It’s funny that this is where you will begin to read my blog, because I feel like I have been writing it forever. I have been typing up a few different ideas that didn’t really work for me. So now, instead of speaking, to the T, about what I am suppose to talk about, I will speak about an aspect I would like to talk about.

Just as we discussed in class, Fahrenheit 9/11 is structured quite well to express the political opinions of director Michael Moore. It is no shocker that I will tell you he is not a fan of former president George W. Bush. In fact, a lot of the film is composed in a distinct way to undermine him. Satirical music, like stereotypical southern music to mock certain things he did. There is the song with the lyrics, “Vacation, All I ever wanted…” that blasts in the background and the film shows Bush on vacation during pressing times. He juxtaposes serious and comedic moments to impress upon the audience his opinions with out actually saying them straight out. It is interesting to me to see, scenes and music conveying ideas. It was smart for Moore to persuade the audience with out saying anything directly straight out.  The film seems like a lot of clues that are each distinct in their own right. While watching the audience feels like there are not being convinced of a truth, but rather with Moore’s help, coming to a conclusion on their own. In this film Moore is being politically explicit while being completely ambiguous at the same time.

Not only did the way he pieced together the film impress his hatred of the Bush administration and his mockery of the President, but the seemingly simplistic way Moore displayed the information to the viewers helped make the points he was trying to get across, accessible.  He feature an interview of Britney Spears, our formerly “All American Girl,” voicing her trust in faith in the president. Now in this scene she looks pretty stupid. This tells the viewer, wow stupid southern people love Bush, and maybe voting for him is not the smartest idea.

All these points are really interesting, and I could probably write an entire blog if I delved into them and expanded them further. But I do not intend to do that. Instead I have thought of something that really intrigues me. A kind of train of thought, a theme that I think is important to the roots of this film. What makes the war in Iraq and 9/11 so culturally and politically significant? Obviously, this seems like a pointless question.

What made me even ask this was a recent Art History class. My teacher does research in 2nd generation Asian American art and so when we spoke about Vietnam and art she had a lot to say. We spoke about time. About how certain wars and significant events linger in the present. Historian Rick Berg said, “Vietnam remains… What is left of the war, its fragments and its ruins, stay irrepressible and endlessly recuperable.”

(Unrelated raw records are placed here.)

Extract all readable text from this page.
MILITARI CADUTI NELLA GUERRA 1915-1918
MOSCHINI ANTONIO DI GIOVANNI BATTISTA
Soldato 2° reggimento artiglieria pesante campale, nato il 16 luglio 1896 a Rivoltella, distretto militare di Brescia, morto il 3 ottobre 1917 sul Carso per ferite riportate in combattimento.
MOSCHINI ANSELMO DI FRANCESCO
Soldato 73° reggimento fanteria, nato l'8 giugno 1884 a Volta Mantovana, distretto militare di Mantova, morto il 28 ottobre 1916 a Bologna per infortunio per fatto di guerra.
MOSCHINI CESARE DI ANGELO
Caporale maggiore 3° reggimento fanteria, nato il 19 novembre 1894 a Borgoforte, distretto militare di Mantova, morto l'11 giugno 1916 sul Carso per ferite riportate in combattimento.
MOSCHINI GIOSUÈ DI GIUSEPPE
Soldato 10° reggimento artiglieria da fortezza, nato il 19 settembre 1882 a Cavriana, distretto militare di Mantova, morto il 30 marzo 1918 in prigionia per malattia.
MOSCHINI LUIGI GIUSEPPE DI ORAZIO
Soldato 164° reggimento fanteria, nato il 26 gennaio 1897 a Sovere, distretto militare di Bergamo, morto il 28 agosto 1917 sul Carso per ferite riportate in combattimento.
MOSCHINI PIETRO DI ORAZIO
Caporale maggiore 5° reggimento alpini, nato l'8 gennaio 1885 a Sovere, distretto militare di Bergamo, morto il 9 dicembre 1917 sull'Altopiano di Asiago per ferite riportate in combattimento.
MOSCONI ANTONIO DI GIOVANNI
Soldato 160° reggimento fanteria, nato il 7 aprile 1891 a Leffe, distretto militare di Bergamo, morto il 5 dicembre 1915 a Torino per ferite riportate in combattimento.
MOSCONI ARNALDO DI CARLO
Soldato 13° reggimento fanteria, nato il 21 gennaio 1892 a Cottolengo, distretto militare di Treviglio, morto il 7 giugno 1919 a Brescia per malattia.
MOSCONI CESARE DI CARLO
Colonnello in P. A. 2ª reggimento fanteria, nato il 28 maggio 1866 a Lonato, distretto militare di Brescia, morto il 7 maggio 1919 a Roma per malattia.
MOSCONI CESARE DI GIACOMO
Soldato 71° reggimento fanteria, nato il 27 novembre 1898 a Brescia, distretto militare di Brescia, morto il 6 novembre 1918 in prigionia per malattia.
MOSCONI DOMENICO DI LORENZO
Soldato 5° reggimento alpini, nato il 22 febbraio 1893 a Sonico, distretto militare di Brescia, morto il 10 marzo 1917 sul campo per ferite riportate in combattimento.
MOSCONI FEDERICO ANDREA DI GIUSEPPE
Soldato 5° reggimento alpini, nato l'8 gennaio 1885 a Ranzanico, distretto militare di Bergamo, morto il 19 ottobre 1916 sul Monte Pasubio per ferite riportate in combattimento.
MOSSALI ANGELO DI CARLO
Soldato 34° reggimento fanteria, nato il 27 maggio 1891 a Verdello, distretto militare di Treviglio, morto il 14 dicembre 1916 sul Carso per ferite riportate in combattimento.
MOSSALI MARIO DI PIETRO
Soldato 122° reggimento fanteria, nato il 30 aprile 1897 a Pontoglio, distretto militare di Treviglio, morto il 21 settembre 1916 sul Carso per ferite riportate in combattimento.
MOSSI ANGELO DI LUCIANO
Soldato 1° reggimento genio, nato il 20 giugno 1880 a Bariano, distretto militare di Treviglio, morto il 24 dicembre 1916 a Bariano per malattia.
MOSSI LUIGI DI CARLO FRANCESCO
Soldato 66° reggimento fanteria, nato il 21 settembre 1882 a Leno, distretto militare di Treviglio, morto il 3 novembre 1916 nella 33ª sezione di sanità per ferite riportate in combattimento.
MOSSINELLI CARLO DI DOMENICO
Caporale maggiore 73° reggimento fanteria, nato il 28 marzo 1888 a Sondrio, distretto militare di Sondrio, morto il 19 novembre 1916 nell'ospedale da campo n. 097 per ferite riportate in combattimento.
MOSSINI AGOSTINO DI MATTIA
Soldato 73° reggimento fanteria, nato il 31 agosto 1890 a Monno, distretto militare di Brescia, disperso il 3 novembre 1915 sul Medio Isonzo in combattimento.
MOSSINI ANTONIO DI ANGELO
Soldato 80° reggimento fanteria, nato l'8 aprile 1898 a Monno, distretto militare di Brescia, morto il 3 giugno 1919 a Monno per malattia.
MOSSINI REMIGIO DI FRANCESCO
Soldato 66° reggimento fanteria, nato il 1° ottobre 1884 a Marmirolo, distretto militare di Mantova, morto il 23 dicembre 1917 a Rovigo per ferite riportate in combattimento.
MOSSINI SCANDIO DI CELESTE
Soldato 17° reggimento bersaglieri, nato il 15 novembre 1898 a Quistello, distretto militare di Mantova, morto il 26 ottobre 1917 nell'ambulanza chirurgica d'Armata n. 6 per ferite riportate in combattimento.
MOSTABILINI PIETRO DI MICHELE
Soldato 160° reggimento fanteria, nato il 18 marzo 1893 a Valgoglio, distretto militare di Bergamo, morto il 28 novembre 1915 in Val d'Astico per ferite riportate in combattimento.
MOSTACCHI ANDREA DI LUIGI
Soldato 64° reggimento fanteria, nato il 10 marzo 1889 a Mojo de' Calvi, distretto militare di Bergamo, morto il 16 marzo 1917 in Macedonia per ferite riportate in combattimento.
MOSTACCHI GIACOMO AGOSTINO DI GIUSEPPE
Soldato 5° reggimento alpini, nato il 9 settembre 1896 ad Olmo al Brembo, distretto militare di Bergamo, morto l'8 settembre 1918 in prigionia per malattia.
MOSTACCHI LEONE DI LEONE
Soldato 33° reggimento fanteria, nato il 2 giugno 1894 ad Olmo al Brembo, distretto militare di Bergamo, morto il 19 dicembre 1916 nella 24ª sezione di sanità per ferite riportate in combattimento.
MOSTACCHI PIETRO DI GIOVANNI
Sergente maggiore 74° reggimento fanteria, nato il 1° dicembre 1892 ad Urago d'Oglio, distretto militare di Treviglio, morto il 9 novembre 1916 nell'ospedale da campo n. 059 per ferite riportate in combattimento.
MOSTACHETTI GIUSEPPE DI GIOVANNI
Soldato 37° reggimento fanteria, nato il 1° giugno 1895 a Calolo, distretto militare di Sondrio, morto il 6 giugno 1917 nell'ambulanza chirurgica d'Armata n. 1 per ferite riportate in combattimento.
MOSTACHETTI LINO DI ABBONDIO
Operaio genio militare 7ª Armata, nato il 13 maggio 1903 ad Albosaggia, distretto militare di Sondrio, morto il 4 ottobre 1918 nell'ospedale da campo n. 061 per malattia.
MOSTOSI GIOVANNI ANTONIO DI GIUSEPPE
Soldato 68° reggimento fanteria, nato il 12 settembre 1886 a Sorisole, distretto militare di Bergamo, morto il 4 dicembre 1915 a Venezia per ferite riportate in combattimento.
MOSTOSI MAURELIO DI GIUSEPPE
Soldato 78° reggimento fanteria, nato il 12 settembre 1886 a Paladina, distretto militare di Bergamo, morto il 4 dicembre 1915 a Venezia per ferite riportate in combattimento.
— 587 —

I believe this concept can apply to 9/11. That is something really significant that Moore is doing with this piece. Even though the film was made three years after 9/11, it still dug deep for the day was still fresh in people’s minds. The events of that day linger especially in our culture.  So Moore is able to connect to the American people through this unifying event.

Moore’s film is one of the many ways that culture keeps reminding American Society of 9/11. What’s specifically interesting is that culture will sometimes skew what really happened.  Just like the many Vietnam War films, (Apocalypse Now and Born on the Fourth of July), that portray Vietnam in a specific way, Moore’s film is specifically a reminder that this terrible event and the war that ensued, did not have to happen the way they did. Moore is putting the blame on a single administration and specifically Former President Bush.  The documentary, just like former films based on important and controversial historical events, is a form of revisionist history. Some people may tend to believe everything Moore is reminding them. Moore strongly believes it and can easily, through make the viewer follow suit.

9/11 and the events that followed are not simply the esoteric international events that most Americans will not read about in the newspaper everyday. They are events that hit close to home. Through strategic filmmaking, Moore was able to tap into that and remind Americans who was right and who was wrong.